Just south of Interstate 80,Glendale Avenue takes its name from an early settlement located where East McCarran Boulevard meets the Truckee River. Originally a simple ferry crossing, the community later took on the name of the Glen Dale house, a hotel that opened there in 1866.
Mill Street follows the route of a small country lane that led to the Eastman mill, a saw mill constructed in 1861 near the current site of the Grand Sierra Resort.
Plumb Lane, Kietzke Lane, and the Damonte Ranch Parkway all were named for early immigrant ranching families. The Plumbs, originally from England, owned land near the current intersection of Plumb Lane and Hunter Lake Drive. The Kietzkes hailed from Germany, while Louis Damonte, a native of Italy, established his family ranch further south on Old Virginia Road. Virginia Street, of course, indicates the route to Virginia City.

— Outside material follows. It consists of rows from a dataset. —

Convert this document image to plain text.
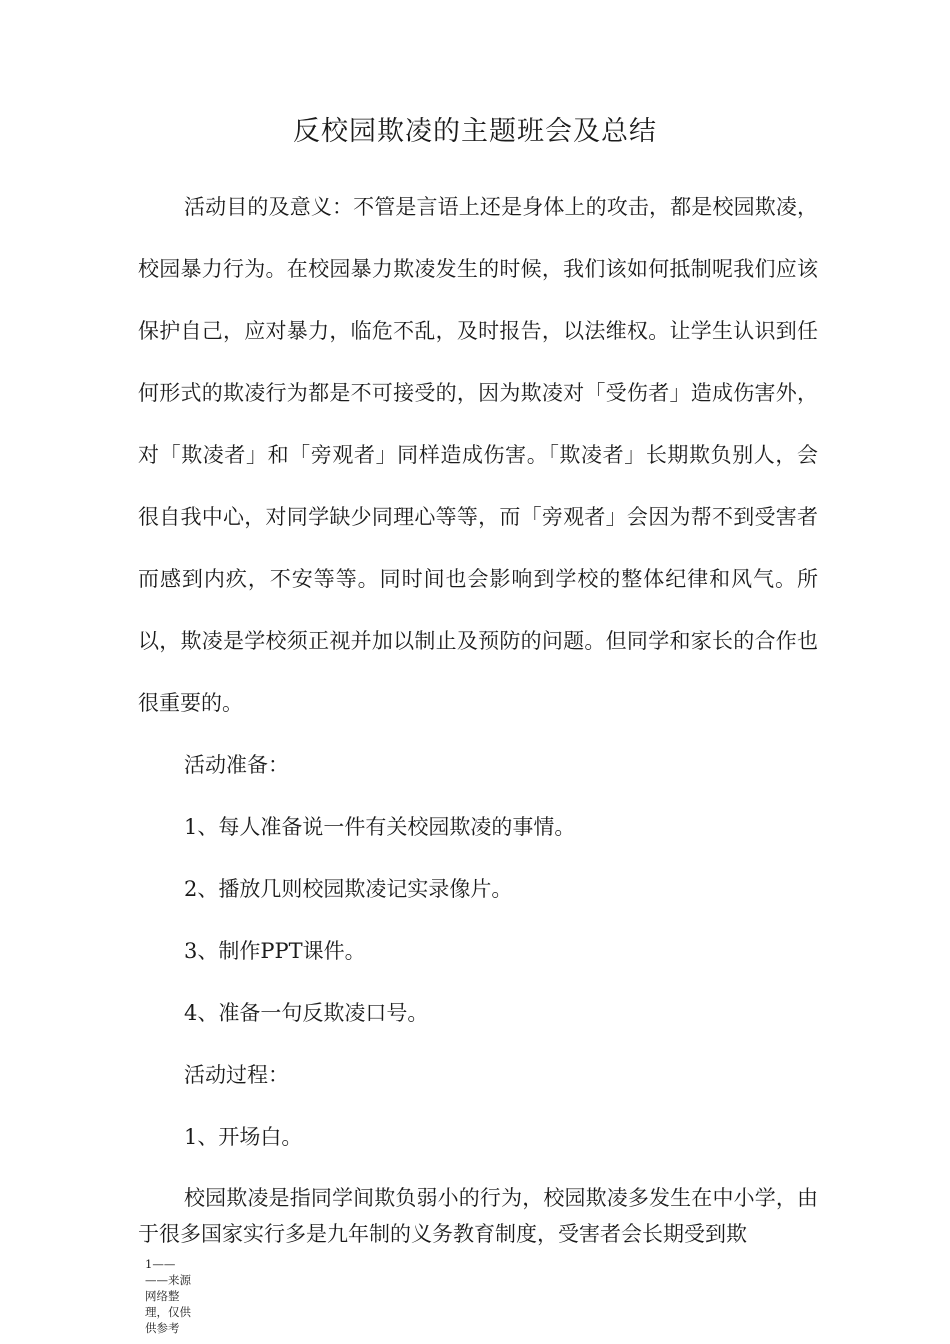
反校园欺凌的主题班会及总结

活动目的及意义：不管是言语上还是身体上的攻击，都是校园欺凌，校园暴力行为。在校园暴力欺凌发生的时候，我们该如何抵制呢我们应该保护自己，应对暴力，临危不乱，及时报告，以法维权。让学生认识到任何形式的欺凌行为都是不可接受的，因为欺凌对「受伤者」造成伤害外，对「欺凌者」和「旁观者」同样造成伤害。「欺凌者」长期欺负别人，会很自我中心，对同学缺少同理心等等，而「旁观者」会因为帮不到受害者而感到内疚，不安等等。同时间也会影响到学校的整体纪律和风气。所以，欺凌是学校须正视并加以制止及预防的问题。但同学和家长的合作也很重要的。

活动准备：

1、每人准备说一件有关校园欺凌的事情。

2、播放几则校园欺凌记实录像片。

3、制作PPT课件。

4、准备一句反欺凌口号。

活动过程：

1、开场白。

校园欺凌是指同学间欺负弱小的行为，校园欺凌多发生在中小学，由于很多国家实行多是九年制的义务教育制度，受害者会长期受到欺

1—— ——来源网络整理，仅供供参考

Moana Lane takes its name from Moana Springs, a resort that opened three miles south of Reno in 1905 and was itself named after a famous Hawaiian spa (“Moana” means “ocean” in Hawaiian). Residents flocked to the hot spring-fed pool, bath house, hotel, baseball diamond, man-made lake, and clubhouse. The buildings were demolished by the city in 1956 in order to construct a modern recreational facility.
Until 2004, the Neil Road exit was known as Del Monte Lane, named for the Rancho Del Monte, a dude ranch catering to the divorce trade. Its historic ranch house burned down in 1947, killing a divorcee who refused to evacuate naked.